Les Gambiens élisent leur président pour panser les plaies de la dictature et du Covid

Les Gambiens se sont rendus en masse ce samedi dans les bureaux de vote pour élire leur président, vote crucial pour une jeune démocratie qui cherche à surmonter son passé dictatorial et les effets du Covid-19 sur une économie fragile.

Les bureaux ont commencé après la fermeture à 17H00 (locales et GMT) à compter les votes.

Un système très particulier doit décider du nom du prochain président du plus petit pays d’Afrique continentale, qui est aussi l’un des plus pauvres au monde.

Les Gambiens votent avec une bille introduite par un tuyau dans un des bidons aux couleurs et à l’effigie de chaque candidat, un procédé institué sous la colonisation à cause d’un illettrisme largement répandu.

Après la fermeture, les agents de vote de l’école pré-élémentaire de Kololi à Serekunda, près de la capitale Banjul, comme dans les autres bureaux du pays ont déversé les billes sur une sorte de boulier comptant les billes de chaque bidon par 200.

Environ un million de Gambiens, sur une population de deux millions, étaient appelés à choisir parmi six candidats, tous des hommes.
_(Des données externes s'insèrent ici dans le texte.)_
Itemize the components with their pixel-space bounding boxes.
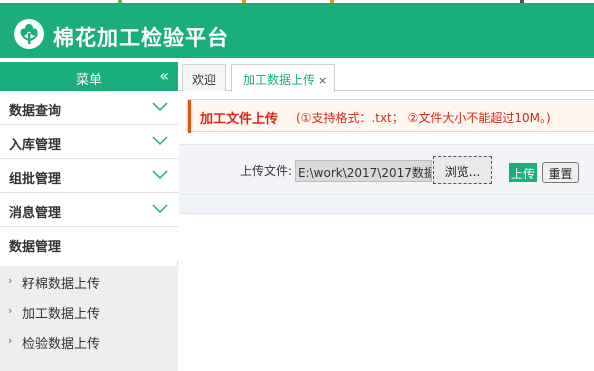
close-tab-icon[interactable]: × [318, 74, 327, 87]
menu-title: 菜单 [75, 73, 102, 88]
reset-button[interactable]: 重置 [542, 162, 579, 183]
sidebar-item-batch[interactable]: 组批管理 [0, 159, 178, 193]
sidebar-item-label: 入库管理 [9, 138, 62, 153]
main-content: 欢迎 加工数据上传 × 加工文件上传 (①支持格式：.txt； ②文件大小不能超过… [179, 62, 594, 371]
upload-notice: 加工文件上传 (①支持格式：.txt； ②文件大小不能超过10M。) [187, 99, 594, 133]
sidebar-item-data-management[interactable]: 数据管理 [0, 227, 178, 261]
cotton-flower-icon [14, 19, 44, 49]
browse-button[interactable]: 浏览... [433, 156, 492, 184]
sidebar-subitem-filler [0, 357, 178, 371]
sidebar-item-label: 消息管理 [9, 206, 62, 221]
chevron-down-icon [152, 102, 168, 112]
tab-label: 加工数据上传 [243, 73, 316, 87]
notice-title: 加工文件上传 [200, 112, 279, 127]
sidebar-item-label: 组批管理 [9, 172, 62, 187]
tab-label: 欢迎 [191, 73, 216, 87]
app-header: 棉花加工检验平台 [0, 3, 594, 58]
file-path-field[interactable]: E:\work\2017\2017数据 [295, 160, 432, 182]
sidebar-subitem-label: 检验数据上传 [22, 337, 101, 352]
result-header-band [179, 196, 594, 214]
chevron-right-icon: › [8, 334, 13, 347]
menu-header: 菜单 « [0, 62, 178, 91]
chevron-down-icon [152, 204, 168, 214]
sidebar: 菜单 « 数据查询 入库管理 组批管理 消息管理 数据管理 › 籽棉数据上传 ›… [0, 62, 178, 371]
sidebar-subitem-processing-upload[interactable]: › 加工数据上传 [0, 296, 178, 327]
sidebar-subitem-label: 籽棉数据上传 [22, 277, 101, 292]
tab-processing-upload[interactable]: 加工数据上传 × [231, 64, 335, 92]
sidebar-item-label: 数据查询 [9, 104, 62, 119]
upload-file-label: 上传文件: [240, 164, 293, 178]
tab-welcome[interactable]: 欢迎 [182, 64, 226, 91]
sidebar-subitem-inspection-upload[interactable]: › 检验数据上传 [0, 326, 178, 357]
sidebar-item-inbound[interactable]: 入库管理 [0, 125, 178, 159]
sidebar-subitem-label: 加工数据上传 [22, 307, 101, 322]
tab-bar: 欢迎 加工数据上传 × [179, 62, 594, 92]
upload-form: 上传文件: E:\work\2017\2017数据 浏览... 上传 重置 [179, 144, 594, 195]
notice-accent [188, 100, 191, 133]
upload-button[interactable]: 上传 [509, 163, 537, 182]
sidebar-subitem-seed-cotton-upload[interactable]: › 籽棉数据上传 [0, 266, 178, 297]
sidebar-item-label: 数据管理 [9, 240, 62, 255]
chevron-right-icon: › [8, 304, 13, 317]
sidebar-item-data-query[interactable]: 数据查询 [0, 91, 178, 125]
notice-hint: (①支持格式：.txt； ②文件大小不能超过10M。) [296, 111, 551, 125]
collapse-sidebar-icon[interactable]: « [159, 66, 169, 85]
app-title: 棉花加工检验平台 [53, 26, 229, 50]
chevron-right-icon: › [8, 274, 13, 287]
chevron-down-icon [152, 170, 168, 180]
sidebar-item-messages[interactable]: 消息管理 [0, 193, 178, 227]
chevron-down-icon [152, 136, 168, 146]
Il n’y a qu’un tour. Les premiers résultats pourraient être connus dès dimanche.

Les électeurs s’alignaient déjà en nombre devant les bureaux des heures avant leur ouverture. Les files se sont allongées pour atteindre des centaines d’individus. On votait encore après la fermeture à l’école de Kololi.

Comme d’autres, Alice Jarjue, 27 ans, qui travaille dans la restauration et est arrivée à 5H00 au marché de Manjakunda, soulignait l’importance du vote et espérait surtout qu’il se déroulerait dans le calme.

« La Gambie est un pays pacifique. Il faut qu’elle le reste. Si c’est un autre qui gagne (que votre candidat), il faut le respecter », disait-elle après avoir trempé son index dans l’encre violette pour qu’elle n’aille pas voter ailleurs, puis glissé sa bille dans l’urne après quatre heures d’attente.

Cinq ans après la fin de la dictature, la consolidation démocratique est l’un des enjeux de l’élection, et la communauté internationale sera attentive à l’acceptation ou la contestation des résultats. Le sort de l’ancien dictateur Yahya Jammeh et la crise économique en sont d’autres.

Le sortant Adama Barrow a affirmé sa foi dans la victoire en votant près du palais présidentiel: « Ce sera le plus grand raz de marée électoral dans l’histoire de ce pays (…) Dans 24 heures, nos électeurs feront la fête dans les rues ».

Celui qui est présenté comme son principal concurrent, Ousainou Darboe, 73 ans, venu voter appuyé sur un déambulateur à Serekunda, a remercié Dieu de lui avoir « donné la force de diriger ce pays ».

Il y a cinq ans, Adama Barrow, ancien promoteur immobilier aujourd’hui âgé de 56 ans et alors quasiment inconnu, avait déjoué les pronostics et battu le dictateur Jammeh après plus de vingt ans de régime caractérisé par une multitude d’atrocités commises par l’Etat et ses agents: assassinats, disparitions forcées, viols, actes de torture…

M. Jammeh, qui refusait de reconnaître sa défaite, a été forcé à s’exiler en Guinée équatoriale sous la pression d’une intervention militaire ouest-africaine.

La présidentielle de 2021 est la première sans lui depuis 1996.

Adama Barrow revendique le retour des libertés, la construction de routes et de marchés, et la pacification des relations avec la communauté internationale.

– Eternel second –

Ousainou Darboe, avocat, quatre fois deuxième derrière Yahya Jammeh à la présidentielle, accuse M. Barrow d’avoir manqué à tous ses engagements pour rester au pouvoir.

M. Barrow est revenu sur sa promesse initiale de ne rester que trois ans au pouvoir. Il a beaucoup atténué ses engagements passés à faire rendre des comptes aux responsables des crimes des années Jammeh.

Son parti nouvellement créé a au contraire noué une alliance avec celui de l’ancien autocrate. 

Le prochain président devra décider s’il suit ou non les recommandations d’une commission chargée d’enquêter sur la période Jammeh, qui a demandé que les responsables des crimes commis à cette époque soient jugés.

Les Gambiens interrogés samedi exprimaient une autre préoccupation.

« Nous voulons le changement. Les temps sont très durs », disait Babacar Diallo, 48 ans, commerçant.

Près de la moitié des Gambiens vivent sous le seuil de pauvreté. Le pays a été durement touché par le Covid-19. En dehors de l’agriculture, le pays, avec ses plages sur l’Atlantique, vivait du tourisme, dont les flux se sont taris. Les Gambiens souffrent du chômage, de l’augmentation des prix du riz, du sucre ou de l’huile, et du manque d’accès aux soins.